Entreprise Ses plus gros actionnaires veulent que des discussions sur le rachat s’engagent avec bpost.

Jamais deux sans trois ! Après un premier échec en mai puis un deuxième début novembre, bpost a soumis mercredi une nouvelle offre de rachat amical (ou plutôt de "combinaison", comme dit l’entreprise) de PostNL (cf. LLB du 30/11). La Poste belge indiquait mercredi soir que son offre "répond aux inquiétudes que PostNL a précédemment exprimées" et qu’elle espère recevoir de son homologue néerlandais "une invitation à entamer les négociations à très brève échéance".

1En quoi la nouvelle offre de bpost diffère-t-elle de la précédente ? Au niveau financier, bpost augmente le prix de l’offre en espèces de 167 millions d’euros (0,376 euros par action de PostNL). Le prix définitif de l’offre se monte à 3,201 euros en espèces (contre 2,825 il y a un mois) et 0,1202 action bpost par action PostNL (inchangé). Au 30 novembre 2016, cela représente 5,75 euros par action PostNL, contre 5,65 euros pour l’offre numéro 2 en novembre.

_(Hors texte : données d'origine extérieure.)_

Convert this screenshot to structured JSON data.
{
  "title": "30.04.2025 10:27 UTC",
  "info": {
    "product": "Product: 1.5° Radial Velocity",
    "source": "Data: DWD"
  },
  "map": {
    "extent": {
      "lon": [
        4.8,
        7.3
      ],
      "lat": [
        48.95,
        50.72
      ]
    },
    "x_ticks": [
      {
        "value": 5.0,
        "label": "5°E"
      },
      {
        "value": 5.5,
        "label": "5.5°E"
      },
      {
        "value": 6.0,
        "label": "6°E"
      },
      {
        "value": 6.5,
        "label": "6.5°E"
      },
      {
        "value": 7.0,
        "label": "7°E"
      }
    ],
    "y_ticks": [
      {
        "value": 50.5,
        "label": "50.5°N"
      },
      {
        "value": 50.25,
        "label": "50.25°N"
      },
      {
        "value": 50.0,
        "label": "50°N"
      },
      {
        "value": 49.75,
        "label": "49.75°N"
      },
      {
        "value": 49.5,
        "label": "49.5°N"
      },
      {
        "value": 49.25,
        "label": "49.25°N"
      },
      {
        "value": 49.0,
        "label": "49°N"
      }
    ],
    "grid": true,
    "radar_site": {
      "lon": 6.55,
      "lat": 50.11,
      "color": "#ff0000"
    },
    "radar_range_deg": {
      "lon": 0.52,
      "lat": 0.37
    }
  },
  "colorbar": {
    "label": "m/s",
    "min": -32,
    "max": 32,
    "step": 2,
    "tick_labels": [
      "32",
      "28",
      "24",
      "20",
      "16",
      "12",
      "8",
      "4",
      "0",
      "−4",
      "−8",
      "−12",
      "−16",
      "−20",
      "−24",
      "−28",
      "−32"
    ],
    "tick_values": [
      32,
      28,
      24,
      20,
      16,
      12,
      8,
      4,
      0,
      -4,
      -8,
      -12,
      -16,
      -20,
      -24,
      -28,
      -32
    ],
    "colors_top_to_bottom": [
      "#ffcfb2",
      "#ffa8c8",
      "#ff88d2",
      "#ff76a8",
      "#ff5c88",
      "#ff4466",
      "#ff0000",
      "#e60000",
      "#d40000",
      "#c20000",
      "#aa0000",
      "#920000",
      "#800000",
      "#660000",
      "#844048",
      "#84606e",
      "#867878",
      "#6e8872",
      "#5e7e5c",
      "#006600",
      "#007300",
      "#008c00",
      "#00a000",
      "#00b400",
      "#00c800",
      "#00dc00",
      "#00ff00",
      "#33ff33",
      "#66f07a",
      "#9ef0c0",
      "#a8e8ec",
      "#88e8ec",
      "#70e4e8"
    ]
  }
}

Par rapport à l’offre précédente, la prime (soit la différence entre le montant proposé par bpost et le cours de l’action PostNL) passe de 31,6 % à 34 %. Les modifications les plus significatives touchent à la gouvernance de la nouvelle entité. Les Néerlandais s’étaient en effet émus de la trop grande place accordée aux Belges au sein du futur conseil d’administration (trois membres sur dix auxquels s’ajoutent le CEO de bpost et trois administrateurs indépendants désignés par bpost). Mais aussi d’une nouvelle entité "vulnérable aux clivages politiques belges". Bpost avance alors de donner le droit aux actionnaires, qui détiennent un certain pourcentage d’actions, de proposer un certain nombre d’administrateurs proportionnel à leur participation, sans toutefois dépasser un tiers des membres. Ceci permettra de diminuer l’influence de l’Etat belge dans le choix des administrateurs, si sa participation dans le groupe diminue en deçà d’un certain seuil. Bpost offre également un droit de veto aux Néerlandais car il faudra atteindre une majorité de 75 % pour les décisions concernant les modifications de la charte de gouvernance, les augmentations de capital, les propositions de dividendes, etc.

2PostNL va-t-elle accepter cette nouvelle proposition ? Lors des deux premières tentatives, la Poste néerlandaise avait très rapidement rejeté l’offre de bpost. En cas de nouveau refus, une réaction rapide est attendue de la part de l’opérateur néerlandais. Des sources proches du dossier estiment par contre que si PostNL se tait jusqu’au week-end, c’est qu’elle accepte la proposition. L’entreprise a publié mercredi un court communiqué de presse faisant état de la bonne réception de la nouvelle offre de bpost, qu’elle décrit toujours comme "non sollicitée". "Nous l’étudions. […], en fonction des intérêts de toutes les parties prenantes de PostNL." Plusieurs importants actionnaires de PostNL, dont John de Mol (le magnat de la téléréalité, fondateur d’Endemol), font pression sur le conseil de surveillance de la société postale néerlandaise afin que des discussions soient entamées avec bpost, rapportait jeudi "De Financieele Dagblad". Une mesure prévue dans les statuts de PostNL pourrait être activée. Des actionnaires détenant au moins 10 % de parts peuvent convoquer une assemblée extraordinaire des actionnaires lors de laquelle l’acceptation de l’offre serait mise sur la table.

3Qu’en pensent les syndicats ? La CSC rappelle qu’elle est opposée à toute forme de privatisation de bpost. "Si bpost prospère aujourd’hui, c’est grâce aux efforts des postiers. Tout cela s’est fait dans un modèle de concertation à la belge. Il est donc hors de question de voir les Néerlandais venir dicter leur loi dans un système qui fonctionne !", s’indigne Stéphane Daussaint, le patron de la CSC Poste. Il craint que bpost verse dans une gestion "à la hollandaise" à cause du droit de veto, de possibles licenciements à cause de redondances dans la nouvelle entité et que bpost compense les 167 millions d’euros de plus mis sur la table par "des économies sur le dos du personnel".